70 Years Represents A Lifetime
This piece is one of a series of pieces commissioned from leaders to speak to their feelings about Israel at 70. You will find the others here.
Seventy years, in Jewish tradition, represents a lifetime. As the psalmist wrote, “The span of our life is 70 years.” At 70, one reaches seivah, meaning old age, though the word is associated with wisdom. According to the Talmud, the carob tree, which appears in several rabbinic stories as a source of sustenance and even miracles, takes 70 years to bring forth fruit.
70 years is also the length of the first exile. As God promises in the book of Jeremiah, “When Babylon’s 70 years are over, I will take note of you, and I will fulfill to you my promise of favor, to bring you back to this place.”
The 70th year, then, marks a moment of transition. Seventy may be the end of life, or the beginning of a new period of wisdom.
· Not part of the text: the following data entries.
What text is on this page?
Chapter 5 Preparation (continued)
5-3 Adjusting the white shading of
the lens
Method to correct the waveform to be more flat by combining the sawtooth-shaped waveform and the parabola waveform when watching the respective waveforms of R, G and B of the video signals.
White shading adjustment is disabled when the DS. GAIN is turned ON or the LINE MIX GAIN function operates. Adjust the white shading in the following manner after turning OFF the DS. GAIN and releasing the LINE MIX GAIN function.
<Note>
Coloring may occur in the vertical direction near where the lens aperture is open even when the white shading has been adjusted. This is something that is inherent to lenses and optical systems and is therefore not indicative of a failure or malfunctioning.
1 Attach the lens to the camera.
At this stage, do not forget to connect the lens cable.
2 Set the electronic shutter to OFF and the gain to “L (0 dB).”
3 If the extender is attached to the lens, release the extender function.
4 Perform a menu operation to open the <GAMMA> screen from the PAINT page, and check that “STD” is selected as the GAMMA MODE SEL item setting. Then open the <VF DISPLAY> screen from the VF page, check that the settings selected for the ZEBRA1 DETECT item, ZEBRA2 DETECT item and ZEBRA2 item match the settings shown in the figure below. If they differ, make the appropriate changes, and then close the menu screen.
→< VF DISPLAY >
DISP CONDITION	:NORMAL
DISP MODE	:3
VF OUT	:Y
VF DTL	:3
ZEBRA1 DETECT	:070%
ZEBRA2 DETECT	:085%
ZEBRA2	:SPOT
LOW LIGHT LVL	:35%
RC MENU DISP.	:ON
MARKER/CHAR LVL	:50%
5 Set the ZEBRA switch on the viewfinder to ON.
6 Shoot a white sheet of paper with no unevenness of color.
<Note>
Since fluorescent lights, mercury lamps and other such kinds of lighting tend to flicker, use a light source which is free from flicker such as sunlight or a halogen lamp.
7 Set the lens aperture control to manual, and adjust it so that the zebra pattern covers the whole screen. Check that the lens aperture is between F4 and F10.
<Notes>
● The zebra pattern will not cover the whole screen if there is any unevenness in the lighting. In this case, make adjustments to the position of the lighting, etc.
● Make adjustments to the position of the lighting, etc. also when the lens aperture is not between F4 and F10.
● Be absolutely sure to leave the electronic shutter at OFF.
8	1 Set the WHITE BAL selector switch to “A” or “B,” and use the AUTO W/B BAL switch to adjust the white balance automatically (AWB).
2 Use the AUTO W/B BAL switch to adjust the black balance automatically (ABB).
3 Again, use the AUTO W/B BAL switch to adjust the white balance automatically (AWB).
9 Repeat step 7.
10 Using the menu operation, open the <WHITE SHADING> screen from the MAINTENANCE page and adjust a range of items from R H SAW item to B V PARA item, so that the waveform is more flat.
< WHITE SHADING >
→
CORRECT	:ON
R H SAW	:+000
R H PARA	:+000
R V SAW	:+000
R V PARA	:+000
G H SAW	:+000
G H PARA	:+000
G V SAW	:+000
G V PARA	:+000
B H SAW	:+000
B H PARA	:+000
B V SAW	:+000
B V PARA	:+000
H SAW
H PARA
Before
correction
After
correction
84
After 70 years of despair, redemption may arrive.
So it’s fitting that as Israel turns seventy, the state finds itself at a crossroads.
It’s easy to find reasons to despair — just as the exiled community in Babylon must have felt despondent in the 69th year of the exile. This year marks 51 years of occupying another people, a situation that violates the human rights of Palestinians while also putting Israelis in danger, both physically and morally. The current government has shown no desire to make peace, and has even moved toward de facto annexation of the West Bank, without any provision for the rights of the Palestinian population.
Frighteningly, Prime Minister Netanyahu and his government have taken a page from the playbook of Putin, Erdogan, Orban, Trump and other authoritarian leaders in threatening to turn Israel into an illiberal democracy. This dangerous shift has included attacking the media as “fake news,” labeling human rights leaders as “traitors,” launching investigations of organizations that dare to oppose government policy, and funding extremist groups that incite against both Palestinians and Israeli human rights leaders.
At the same time, we have seen ordinary Israelis, along with their partners across the world, stand up for democracy. Hundreds of thousands of Israelis have taken to the streets to demand that the government not deport African asylum seekers. In response to attempts to silence groups like Breaking the Silence and New Israel Fund, thousands of Israelis have opened their wallets. And North American Jews are increasingly standing up to the Netanyahu government to insist that Israel fulfill its obligations to protect human rights, democracy, and religious liberty.
At its core, Zionism is about taking Jewish history into our own hands rather than waiting for others to make history for us. Israel’s current government’s defensive and defeatist posture surely stands as an affront to Zionism. But it also threatens to lead toward the fulfillment of that negative prophecy, that a lifetime may only last 70 years.
Still, at this turning point, another possibility still stands: that Israel’s 70th birthday will serve as the beginning of a period of wisdom, when Israelis and Jews around the world partner to insist that the country live up to its potential as a democracy guided by Jewish values and by a commitment to human rights.
Rabbi Jill Jacobs is the Executive Director of T’ruah, which advances human rights in North America, Israel, and the occupied Palestinian territories.